1. `app/server.go` parses flags and binds them into Viper.
2. `glutton.New(...)` builds the connection table, reads or writes the sensor ID under `--var-dir`, creates the logger, loads config and rules.
3. `glutton.Init()` resolves public addresses for `interface`, starts the local TCP/UDP listeners, initializes optional producers, builds the handler maps, and initializes Spicy if `spicy.enabled` is true.
4. `glutton.Start()` installs the iptables TPROXY rules and starts the listener loops.

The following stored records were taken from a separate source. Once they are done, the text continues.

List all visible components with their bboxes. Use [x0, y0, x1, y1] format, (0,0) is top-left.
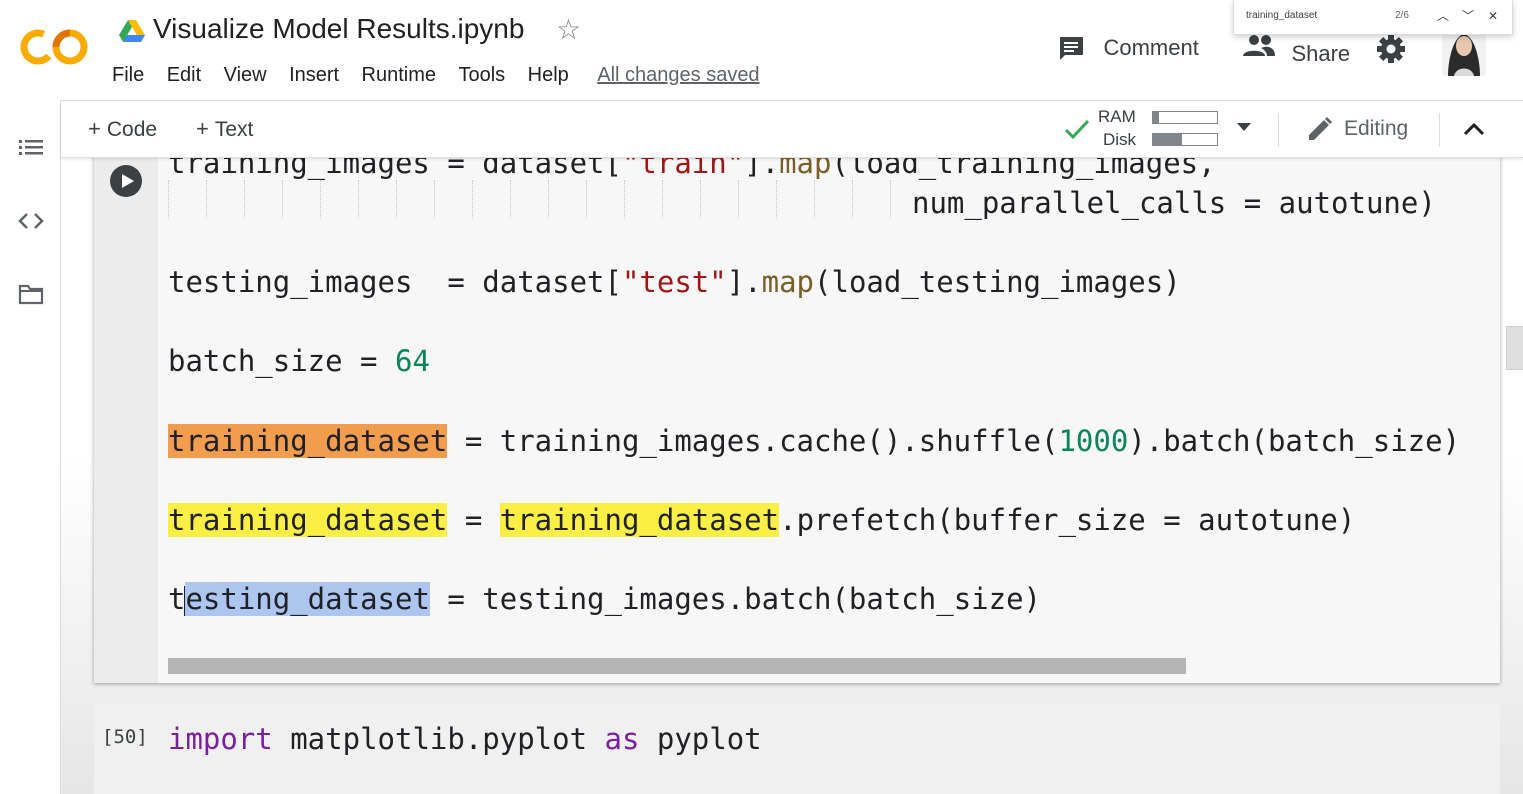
files-folder-icon[interactable] — [18, 281, 44, 307]
vertical-scrollbar[interactable] — [1506, 326, 1523, 370]
save-status-link[interactable]: All changes saved — [597, 62, 759, 88]
horizontal-scrollbar[interactable] — [168, 658, 1186, 674]
chevron-up-icon[interactable] — [1461, 118, 1487, 140]
editing-mode-label[interactable]: Editing — [1344, 117, 1408, 141]
find-match: training_dataset — [168, 503, 448, 537]
menu-bar: File Edit View Insert Runtime Tools Help… — [112, 62, 760, 88]
star-icon[interactable]: ☆ — [556, 14, 581, 46]
add-text-button[interactable]: + Text — [196, 116, 253, 142]
plus-icon: + — [88, 116, 101, 141]
notebook-toolbar: + Code + Text RAM Disk Editing — [61, 101, 1523, 158]
add-code-label: Code — [106, 118, 158, 141]
disk-label: Disk — [1103, 130, 1137, 149]
colab-logo[interactable] — [20, 25, 90, 69]
find-previous-icon[interactable]: ︿ — [1434, 7, 1452, 25]
execution-count: [50] — [102, 726, 148, 748]
google-drive-icon[interactable] — [119, 19, 145, 43]
left-sidebar — [0, 100, 61, 794]
code-snippets-icon[interactable] — [18, 208, 44, 234]
menu-help[interactable]: Help — [528, 62, 569, 88]
cell-gutter — [94, 157, 158, 683]
find-match-count: 2/6 — [1395, 10, 1409, 21]
notebook-content: training_images = dataset["train"].map(l… — [61, 157, 1523, 794]
code-cell[interactable]: [50] import matplotlib.pyplot as pyplot — [94, 704, 1500, 794]
text-selection: esting_dataset — [185, 582, 430, 616]
menu-tools[interactable]: Tools — [458, 62, 505, 88]
add-text-label: Text — [214, 118, 254, 141]
code-line: batch_size = 64 — [168, 344, 430, 378]
menu-edit[interactable]: Edit — [167, 62, 201, 88]
comment-button[interactable]: Comment — [1057, 34, 1199, 64]
connected-check-icon[interactable] — [1064, 117, 1090, 141]
comment-label: Comment — [1103, 35, 1199, 60]
menu-file[interactable]: File — [112, 62, 144, 88]
code-line: training_dataset = training_dataset.pref… — [168, 503, 1356, 537]
table-of-contents-icon[interactable] — [18, 135, 44, 161]
pencil-icon[interactable] — [1306, 115, 1334, 143]
code-line: num_parallel_calls = autotune) — [912, 186, 1436, 220]
add-code-button[interactable]: + Code — [88, 116, 157, 142]
ram-usage-bar[interactable] — [1152, 111, 1218, 124]
plus-icon: + — [196, 116, 209, 141]
code-editor[interactable]: training_images = dataset["train"].map(l… — [168, 157, 1500, 683]
code-line: training_images = dataset["train"].map(l… — [168, 157, 1216, 180]
menu-view[interactable]: View — [224, 62, 267, 88]
ram-usage-fill — [1153, 112, 1160, 123]
menu-runtime[interactable]: Runtime — [362, 62, 436, 88]
toolbar-divider — [1278, 113, 1279, 147]
code-line[interactable]: import matplotlib.pyplot as pyplot — [168, 721, 762, 757]
find-next-icon[interactable]: ﹀ — [1459, 7, 1477, 25]
run-cell-icon[interactable] — [110, 165, 142, 197]
disk-usage-bar[interactable] — [1152, 133, 1218, 146]
code-line: training_dataset = training_images.cache… — [168, 424, 1461, 458]
find-match: training_dataset — [499, 503, 780, 537]
menu-insert[interactable]: Insert — [289, 62, 339, 88]
comment-icon — [1060, 37, 1083, 60]
find-match-current: training_dataset — [168, 424, 448, 458]
find-close-icon[interactable]: ✕ — [1484, 7, 1502, 25]
disk-usage-fill — [1153, 134, 1182, 145]
code-line: testing_images = dataset["test"].map(loa… — [168, 265, 1181, 299]
resources-dropdown-icon[interactable] — [1237, 123, 1251, 131]
share-label: Share — [1291, 40, 1351, 66]
notebook-title[interactable]: Visualize Model Results.ipynb — [153, 13, 524, 45]
toolbar-divider — [1439, 113, 1440, 147]
code-cell-active[interactable]: training_images = dataset["train"].map(l… — [94, 157, 1500, 683]
people-icon — [1243, 35, 1275, 56]
gear-icon[interactable] — [1376, 34, 1406, 64]
ram-label: RAM — [1098, 107, 1136, 126]
code-line: testing_dataset = testing_images.batch(b… — [168, 582, 1041, 616]
indent-guides — [168, 180, 891, 222]
share-button[interactable]: Share — [1243, 34, 1351, 66]
find-input[interactable]: training_dataset — [1246, 10, 1317, 21]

The sensor ID is stored as binary UUID data in `<var-dir>/glutton.id`. Default `--var-dir` is `/var/lib/glutton`.

## TCP dispatch

1. Connection is redirected to the local TCP listener; Glutton accepts it.
2. `applyRulesOnConn(...)` runs the rule set against the connection's remote and local addresses.
3. If no rule matches, a fallback rule with target `default` is synthesized.
4. The connection is registered in the table and the connection timeout is applied.
5. If the rule type is `proxy_tcp`, the proxy handler runs. Otherwise the handler for the matched target runs in a goroutine.

## UDP dispatch

1. A UDP packet is read from the local UDP listener with original source/destination addresses preserved.
2. The rules engine runs with network type `udp`.
3. If no rule matches, target `udp` is used.
4. The packet is registered and the handler runs in a goroutine.

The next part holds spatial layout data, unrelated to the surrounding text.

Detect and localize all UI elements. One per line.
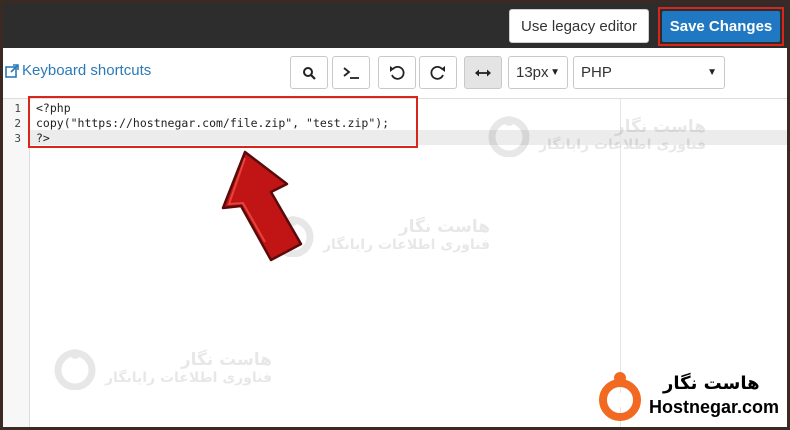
terminal-icon bbox=[343, 66, 359, 79]
brand-name-english: Hostnegar.com bbox=[649, 397, 780, 417]
file-editor-window: Use legacy editor Save Changes Keyboard … bbox=[3, 3, 787, 427]
editor-toolbar: Keyboard shortcuts 13px ▼ PHP ▼ bbox=[3, 48, 787, 98]
watermark-subtitle: فناوری اطلاعات رایانگار bbox=[539, 137, 707, 153]
hostnegar-logo-icon bbox=[599, 372, 641, 421]
chevron-down-icon: ▼ bbox=[707, 67, 717, 78]
top-bar: Use legacy editor Save Changes bbox=[3, 3, 787, 48]
watermark-title: هاست نگار bbox=[180, 350, 273, 370]
search-icon bbox=[303, 66, 316, 80]
font-size-select[interactable]: 13px ▼ bbox=[508, 56, 568, 89]
save-changes-button[interactable]: Save Changes bbox=[662, 11, 780, 42]
external-link-icon bbox=[5, 63, 19, 78]
line-number: 1 bbox=[14, 102, 21, 115]
red-arrow-icon bbox=[221, 150, 303, 262]
line-number: 3 bbox=[14, 132, 21, 145]
watermark-subtitle: فناوری اطلاعات رایانگار bbox=[105, 370, 273, 386]
font-size-value: 13px bbox=[516, 64, 549, 81]
console-button[interactable] bbox=[332, 56, 370, 89]
redo-button[interactable] bbox=[419, 56, 457, 89]
watermark: هاست نگار فناوری اطلاعات رایانگار bbox=[53, 346, 272, 390]
code-highlight-box bbox=[28, 96, 418, 148]
line-number-gutter: 1 2 3 bbox=[3, 99, 30, 427]
undo-icon bbox=[390, 65, 405, 80]
keyboard-shortcuts-link[interactable]: Keyboard shortcuts bbox=[5, 62, 151, 79]
save-button-highlight: Save Changes bbox=[658, 7, 784, 46]
keyboard-shortcuts-label: Keyboard shortcuts bbox=[22, 62, 152, 79]
undo-button[interactable] bbox=[378, 56, 416, 89]
use-legacy-editor-button[interactable]: Use legacy editor bbox=[509, 9, 649, 43]
watermark-title: هاست نگار bbox=[614, 117, 707, 137]
chevron-down-icon: ▼ bbox=[550, 67, 560, 78]
watermark-subtitle: فناوری اطلاعات رایانگار bbox=[323, 237, 491, 253]
hostnegar-logo-icon bbox=[54, 349, 96, 390]
search-button[interactable] bbox=[290, 56, 328, 89]
wrap-toggle-button[interactable] bbox=[464, 56, 502, 89]
watermark-title: هاست نگار bbox=[398, 217, 491, 237]
brand-name-persian: هاست نگار bbox=[663, 373, 760, 394]
hostnegar-logo-icon bbox=[488, 116, 530, 157]
language-select[interactable]: PHP ▼ bbox=[573, 56, 725, 89]
watermark: هاست نگار فناوری اطلاعات رایانگار bbox=[487, 113, 706, 157]
line-number: 2 bbox=[14, 117, 21, 130]
language-value: PHP bbox=[581, 64, 612, 81]
redo-icon bbox=[430, 65, 445, 80]
horizontal-arrows-icon bbox=[475, 69, 491, 76]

Today the UDP handler map only contains the generic `udp` handler.

## Spicy boundary

Spicy is optional, gated by `spicy.enabled`. When on, the Spicy/HILTI runtime is initialized and compiled parser modules are registered. Current usage:

- `TCP::Protocol` inspects raw TCP payload bytes in the generic `tcp` handler path; detected HTTP, RDP, or MongoDB payloads route to more specific handling.
- `HTTP::Request` parses HTTP request bytes for the Spicy HTTP handler path.

Spicy does not replace Go protocol handlers. The parser extracts fields from bytes; Go still owns reads, writes, fake responses, logging, producer calls, timeouts, and fallback behavior.

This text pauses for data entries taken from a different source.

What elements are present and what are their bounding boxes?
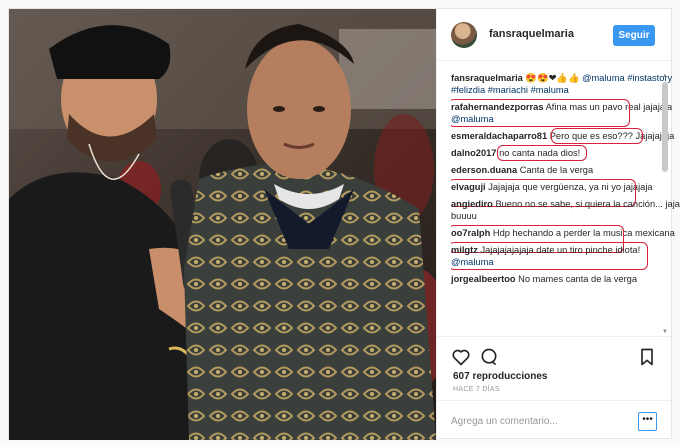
comment-username[interactable]: ederson.duana — [451, 165, 517, 175]
post-side-panel: fansraquelmaria Seguir fansraquelmaria 😍… — [436, 9, 680, 440]
comment-username[interactable]: dalno2017 — [451, 148, 496, 158]
comment-text: Pero que es eso??? Jajajajaja — [549, 131, 675, 141]
caption-mention[interactable]: @maluma — [582, 73, 625, 83]
caption: fansraquelmaria 😍😍❤👍👍 @maluma #instastor… — [451, 72, 680, 96]
comment-item: rafahernandezporras Afina mas un pavo re… — [451, 99, 680, 127]
post-video[interactable] — [9, 9, 436, 440]
comment-text: Afina mas un pavo real jajajaja — [545, 102, 673, 112]
comment-text: Jajajaja que vergüenza, ya ni yo jajajaj… — [488, 182, 653, 192]
comment-icon[interactable] — [479, 347, 499, 367]
comment-username[interactable]: milgtz — [451, 245, 478, 255]
caption-emojis: 😍😍❤👍👍 — [525, 73, 580, 83]
caption-username[interactable]: fansraquelmaria — [451, 73, 523, 83]
comment-item: elvaguji Jajajaja que vergüenza, ya ni y… — [451, 179, 680, 207]
comment-username[interactable]: rafahernandezporras — [451, 102, 543, 112]
avatar[interactable] — [451, 22, 477, 48]
heart-icon[interactable] — [451, 347, 471, 367]
view-count[interactable]: 607 reproducciones — [453, 371, 547, 382]
comment-item: oo7ralph Hdp hechando a perder la musica… — [451, 225, 680, 253]
comment-item: dalno2017 no canta nada dios! — [451, 145, 680, 161]
comments-scrollbar[interactable]: ▲ ▼ — [661, 72, 669, 336]
comment-username[interactable]: jorgealbeertoo — [451, 274, 516, 284]
bookmark-icon[interactable] — [637, 347, 657, 367]
comment-item: jorgealbeertoo No mames canta de la verg… — [451, 273, 680, 285]
comment-item: esmeraldachaparro81 Pero que es eso??? J… — [451, 128, 680, 144]
post-username[interactable]: fansraquelmaria — [489, 28, 574, 40]
comment-username[interactable]: esmeraldachaparro81 — [451, 131, 547, 141]
comment-text: Hdp hechando a perder la musica mexicana — [492, 228, 675, 238]
comment-text: No mames canta de la verga — [518, 274, 638, 284]
follow-button[interactable]: Seguir — [613, 25, 655, 46]
comment-item: ederson.duana Canta de la verga — [451, 164, 680, 176]
video-frame — [9, 9, 436, 440]
comment-username[interactable]: elvaguji — [451, 182, 486, 192]
comment-item: angiediro Bueno no se sabe, si quiera la… — [451, 198, 680, 222]
scroll-up-icon[interactable]: ▲ — [661, 72, 669, 80]
comment-input[interactable] — [451, 411, 621, 431]
comments-list: fansraquelmaria 😍😍❤👍👍 @maluma #instastor… — [451, 72, 680, 335]
post-timestamp: HACE 7 DÍAS — [453, 386, 500, 393]
comment-mention[interactable]: @maluma — [451, 114, 494, 124]
comment-mention[interactable]: @maluma — [451, 257, 494, 267]
comment-text: Canta de la verga — [519, 165, 594, 175]
more-options-icon[interactable]: ••• — [638, 412, 657, 431]
comment-text: Jajajajajajaja date un tiro pinche idiot… — [480, 245, 641, 255]
post-actions — [437, 336, 671, 376]
comment-username[interactable]: oo7ralph — [451, 228, 490, 238]
scroll-down-icon[interactable]: ▼ — [661, 328, 669, 336]
add-comment-bar: ••• — [437, 400, 671, 440]
scrollbar-thumb[interactable] — [662, 82, 668, 172]
comment-item: milgtz Jajajajajajaja date un tiro pinch… — [451, 242, 680, 270]
comment-username[interactable]: angiediro — [451, 199, 493, 209]
instagram-post: fansraquelmaria Seguir fansraquelmaria 😍… — [8, 8, 680, 440]
post-header: fansraquelmaria Seguir — [437, 9, 671, 61]
comment-text: no canta nada dios! — [499, 148, 581, 158]
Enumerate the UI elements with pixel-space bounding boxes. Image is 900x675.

One routing wrinkle: a rule with target `http` calls the Go HTTP handler directly. The Spicy HTTP handler is reached *only* from the generic `tcp` catch-all path when Spicy detection classifies the payload as HTTP.

## Output

Process logs always go through `slog` JSON to stdout and the configured `--logpath` file (rotated via lumberjack). Producer events are separate and only emitted when `producers.enabled` and a sink (`producers.http.enabled` or `producers.hpfeeds.enabled`) are on. See [Logging and producers](logging.md).